This post shares Easy and Effective Kindergarten Intervention Activities and Ideas. If you’ve been trying to figure out how to reach your students who struggle with letter recognition and identification, look no further! This all-inclusive Kindergarten RTI resource is a LIFE SAVER.
Easy and Effective Kindergarten Intervention Activities and Ideas
This intervention curriculum is the perfect program to implement with students who struggle with letter identification. Teachers love this Common Core Standards-based program that focuses on letter identification and recognition in a simple, easy-to-follow format that has proven itself through student success. There are several activities for each letter of the alphabet, with picture samples for easy reference. It’s easily stored in a binder to keep your small group time organized and efficient. Though recommended as an intervention for kindergarten and first grade, it could easily be used in preschool and second grade, too. It’s also great for ELL and ESL students and a definite must-have for teachers, interventionists, and Title I and reading teachers alike! Let’s take a look!
For easy organization and storage, I keep this entire Kindergarten RTI resource in page protectors in a three-ring binder. The page protectors can be easily written on with dry-erase markers and cleaned with little fuss.
It also includes two focus statements to help direct your instruction. You can print them out on 8.5×11 paper OR shrink them down to for use inside a clear photo frame. (The frame pictured below is a 5×7 and I shrunk the page to 55% before printing.) This is a great way to display the statements and keep them handy for quick reference during a lesson.
Kindergarten RTI Activity 1: Letter Mat
Use this mat to introduce the letter you are working on. It can be used for a variety of purposes include: tracing the letter with a finger/marker while saying its name, making the letter from play dough, highlighting the letter within the words, saying the names of the pictures and listening for the sound the letter makes, etc.
Kindergarten RTI Activity 2: Letter Recognition Mat
Provide your students with covers or a dry erase marker to locate the focus letter found on each mat.
Kindergarten RTI Activity 3: Fluency Mat
Your students will read the letters on the mat. If they do not know a letter, they simply skip the letter and name the letter(s) they do know. Make this activity engaging by adding a fun pointer!
Kindergarten RTI Activity 4: Handwriting Mat
This activity reinforces letter recognition through the writing of the letter. The focus ins’t so much on perfecting handwriting, but on recognizing letters as foundational to print and reading.
Kindergarten RTI Activity 5: Letter Identification and Recognition Practice Mat
The purpose of this mat is to reinforce previously taught skills, and is a combination of all other activities. There’s also a black and white version, that you can print for seat work, morning work, or homework – so many uses!

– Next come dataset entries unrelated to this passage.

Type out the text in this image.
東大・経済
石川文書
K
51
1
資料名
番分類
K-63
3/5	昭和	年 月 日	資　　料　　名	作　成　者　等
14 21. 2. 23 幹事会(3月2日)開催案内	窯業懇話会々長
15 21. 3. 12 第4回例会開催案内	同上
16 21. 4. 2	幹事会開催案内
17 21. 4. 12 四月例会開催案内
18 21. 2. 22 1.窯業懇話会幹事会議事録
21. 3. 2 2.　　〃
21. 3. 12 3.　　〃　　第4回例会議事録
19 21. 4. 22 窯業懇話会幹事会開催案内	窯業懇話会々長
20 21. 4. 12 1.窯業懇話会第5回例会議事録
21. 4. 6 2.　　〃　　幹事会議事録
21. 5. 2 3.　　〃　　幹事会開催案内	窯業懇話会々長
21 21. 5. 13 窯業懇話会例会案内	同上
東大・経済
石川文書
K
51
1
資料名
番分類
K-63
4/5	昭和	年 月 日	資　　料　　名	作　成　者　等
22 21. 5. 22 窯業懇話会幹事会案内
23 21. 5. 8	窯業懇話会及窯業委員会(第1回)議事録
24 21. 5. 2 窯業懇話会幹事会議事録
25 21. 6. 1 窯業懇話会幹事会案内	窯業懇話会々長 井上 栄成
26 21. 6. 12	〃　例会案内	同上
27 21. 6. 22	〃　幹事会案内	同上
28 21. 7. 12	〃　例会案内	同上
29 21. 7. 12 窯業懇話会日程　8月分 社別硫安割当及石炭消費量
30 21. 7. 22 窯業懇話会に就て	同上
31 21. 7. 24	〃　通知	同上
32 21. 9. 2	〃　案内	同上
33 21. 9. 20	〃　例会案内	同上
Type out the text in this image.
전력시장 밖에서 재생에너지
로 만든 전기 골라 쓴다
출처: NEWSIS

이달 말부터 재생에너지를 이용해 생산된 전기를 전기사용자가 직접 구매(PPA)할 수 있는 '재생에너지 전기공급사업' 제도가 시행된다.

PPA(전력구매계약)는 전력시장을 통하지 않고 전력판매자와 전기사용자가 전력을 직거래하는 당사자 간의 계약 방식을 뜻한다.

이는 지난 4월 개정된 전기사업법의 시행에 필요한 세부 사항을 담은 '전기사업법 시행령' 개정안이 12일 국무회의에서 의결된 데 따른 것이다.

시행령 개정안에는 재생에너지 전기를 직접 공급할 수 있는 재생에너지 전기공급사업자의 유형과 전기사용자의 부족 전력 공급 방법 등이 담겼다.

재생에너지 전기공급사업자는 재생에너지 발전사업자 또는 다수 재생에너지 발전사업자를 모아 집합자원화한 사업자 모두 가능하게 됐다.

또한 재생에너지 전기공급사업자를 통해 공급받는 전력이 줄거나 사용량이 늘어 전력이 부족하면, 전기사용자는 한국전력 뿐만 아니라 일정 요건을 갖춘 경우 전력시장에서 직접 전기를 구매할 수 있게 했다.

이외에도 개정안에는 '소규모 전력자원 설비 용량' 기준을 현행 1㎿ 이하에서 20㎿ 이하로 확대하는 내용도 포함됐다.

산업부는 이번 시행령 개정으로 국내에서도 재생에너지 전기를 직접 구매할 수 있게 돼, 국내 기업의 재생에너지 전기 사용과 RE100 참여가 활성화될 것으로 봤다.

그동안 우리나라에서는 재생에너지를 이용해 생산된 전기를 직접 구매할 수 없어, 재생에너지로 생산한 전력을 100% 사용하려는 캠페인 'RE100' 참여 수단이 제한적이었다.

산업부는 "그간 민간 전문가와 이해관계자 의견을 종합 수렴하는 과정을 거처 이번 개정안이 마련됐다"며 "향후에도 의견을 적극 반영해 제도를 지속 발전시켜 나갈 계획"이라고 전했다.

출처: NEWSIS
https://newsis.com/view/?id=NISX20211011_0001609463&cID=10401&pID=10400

After instruction, I like to give my students this version as a summative assessment – like a little quiz 🙂 (There are half-sheet versions included for this purpose.) For data collection, I would glue the half sheet into the top half of a notebook after completion. I would use the bottom half for them to do a little extended practice, whether that was telling me words that began with the letter, writing out more letters for them to read or find, or just daubing the letter as shown below. Then, I had a nice student sample to take to intervention meetings, use with student goal setting, or show to other teachers or parents. SUPER easy. SUPER helpful.
A few things to note…
You do NOT have to print all the pages for every letter! Based on the pre-assessments you’re doing with your kiddos, you probably know which letters your students need to work on. To save ink, just print those pages!
You do NOT Have to teach the letters sequentially. Again, you should only be teaching the letters that your students haven’t mastered. The Fluency Mats increase their number of letters as you work through the alphabet (so, A will only include A and B…whereas Z will include a lot more letter diversity). Just focus on the letter at hand. If a students cannot read the letter, just let them read the letter(s) they do know!
This resource is aesthetically simple on purpose! There are not fancy fonts or overwhelming pictures in order to decrease the distractions for our struggling kiddos. This was an intentional decision when making this resource.